The premise is ridiculous. But that’s satire, right? And this is definitely a satire of modern-day journalism. Throwaway exchanges like “That’s unethical though” “Yeah, but it’s news…” and “You want me to be a spy?!” “I want you to be a journalist!” cleverly deliver a punchy humour-blow with an awkward aftertaste – especially if you’re a student journalist. Meanwhile Farmiga is brilliant as Finch’s not-so-heartbroken wife, Bana is surprisingly relatable as big-headed journalist Bonneville, and Gervais successfully pulls off his tried-and-tested “ugly runt mongrel dog that no-one wants and his has to be put down” persona (Bonneville’s words, not mine) to prompt our sympathy and exasperation in equal measures.
“[tHE] message is buried beneath so much farce it’s hard to take it seriously.”
To be honest, the problem here isn’t the message – or the portrayal of each individual character.
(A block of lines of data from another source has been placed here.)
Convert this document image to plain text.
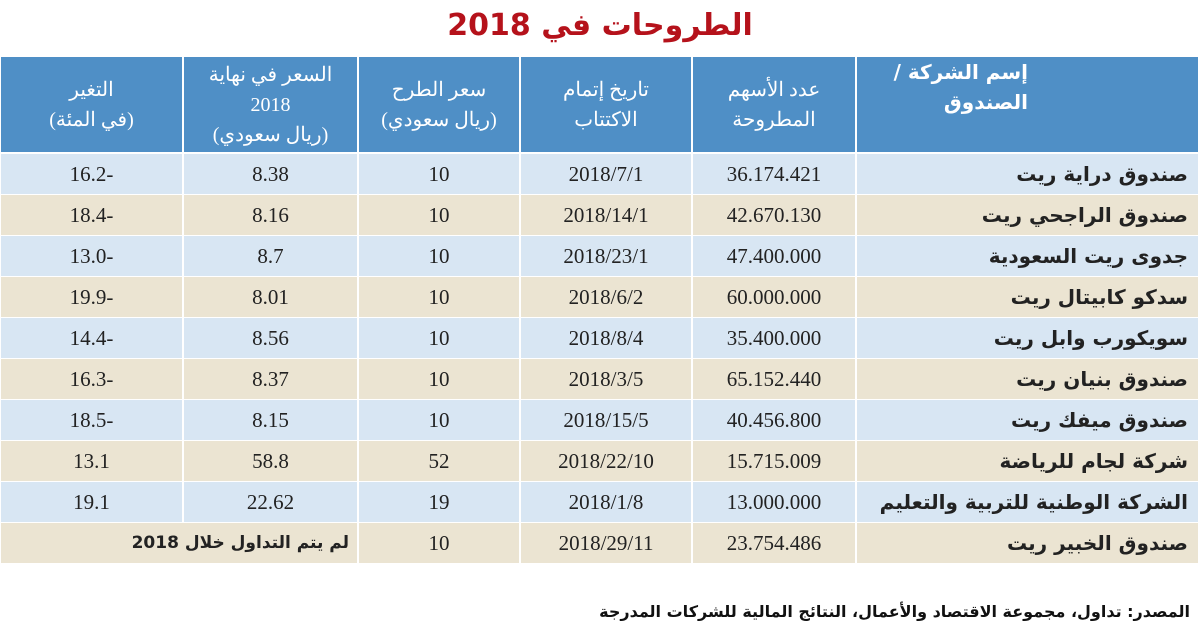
الطروحات في 2018
إسم الشركة /
الصندوق
عدد الأسهم
المطروحة
تاريخ إتمام
الاكتتاب
سعر الطرح
(ريال سعودي)
السعر في نهاية
2018
(ريال سعودي)
التغير
(في المئة)
صندوق دراية ريت
36.174.421
2018/7/1
10
8.38
-16.2
صندوق الراجحي ريت
42.670.130
2018/14/1
10
8.16
-18.4
جدوى ريت السعودية
47.400.000
2018/23/1
10
8.7
-13.0
سدكو كابيتال ريت
60.000.000
2018/6/2
10
8.01
-19.9
سويكورب وابل ريت
35.400.000
2018/8/4
10
8.56
-14.4
صندوق بنيان ريت
65.152.440
2018/3/5
10
8.37
-16.3
صندوق ميفك ريت
40.456.800
2018/15/5
10
8.15
-18.5
شركة لجام للرياضة
15.715.009
2018/22/10
52
58.8
13.1
الشركة الوطنية للتربية والتعليم
13.000.000
2018/1/8
19
22.62
19.1
صندوق الخبير ريت
23.754.486
2018/29/11
10
لم يتم التداول خلال 2018
المصدر: تداول، مجموعة الاقتصاد والأعمال، النتائج المالية للشركات المدرجة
It’s the way it’s all put together.
Want to take a wickedly funny actress like America Ferrera and reduce her to a ‘nice but dumb’ foreigner who thinks all Americans know Kim and Kanye? Sure. But don’t be surprised if lazy stunts like this mean viewers switch off before realising there is a point to the film. Sure, Special Correspondents says something uncomfortably real about the superficial and ruthless world of journalism – but sadly, that message is buried beneath so much farce it’s hard to take it seriously.